Calista was about to ask how he’d seen internal Pentagon documents and memos, but was pretty sure she knew the answer.
“It’s getting too hot around here,” he continued. “If the Feds were onto Jackson, it’s a matter of time before they trace his activity back to me. I’m not gonna wait for a battering ram to smash down my door. I’m going underground.”
Kaz rolled his eyes from side to side. “You literally live underground.”
“I mean ‘off the grid,’ idiot. The bodies are piling up, people are getting disappeared … for all I know The Valley is primed for a full-blown riot. When that happens, I plan to be elsewhere.”

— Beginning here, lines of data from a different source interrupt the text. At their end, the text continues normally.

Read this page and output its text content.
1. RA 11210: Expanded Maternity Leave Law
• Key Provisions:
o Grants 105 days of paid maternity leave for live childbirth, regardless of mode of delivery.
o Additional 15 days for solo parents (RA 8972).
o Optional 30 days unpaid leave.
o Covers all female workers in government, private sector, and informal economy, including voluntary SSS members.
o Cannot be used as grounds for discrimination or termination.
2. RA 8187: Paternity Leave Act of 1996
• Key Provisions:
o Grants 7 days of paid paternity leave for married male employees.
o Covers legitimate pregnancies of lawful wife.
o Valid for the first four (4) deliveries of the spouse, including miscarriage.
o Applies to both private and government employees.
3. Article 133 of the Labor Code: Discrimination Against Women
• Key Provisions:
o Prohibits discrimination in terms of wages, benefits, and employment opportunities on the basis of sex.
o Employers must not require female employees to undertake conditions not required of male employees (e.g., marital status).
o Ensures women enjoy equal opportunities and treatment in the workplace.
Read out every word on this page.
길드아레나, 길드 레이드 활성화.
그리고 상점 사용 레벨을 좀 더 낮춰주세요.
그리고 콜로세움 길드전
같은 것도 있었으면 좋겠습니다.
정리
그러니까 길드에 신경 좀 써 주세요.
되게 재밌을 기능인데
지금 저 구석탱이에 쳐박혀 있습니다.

“If there’s a riot the police will break things up,” Kaz said.
Their host let out a derisive grunt before turning back to his computer. “Maybe in your neck of the woods, Sweater Vest. But look outside: this ain’t a country club. Cops don’t roll into Oz unless it’s to kick down a door. If this entire town were burning to a crisp, they’d wait it out and show up the next day with a dustpan.” He clacked his mechanical keyboard as he spoke, opening windows and filling them with reams of code. “There’s also disturbing chatter on the dark web.”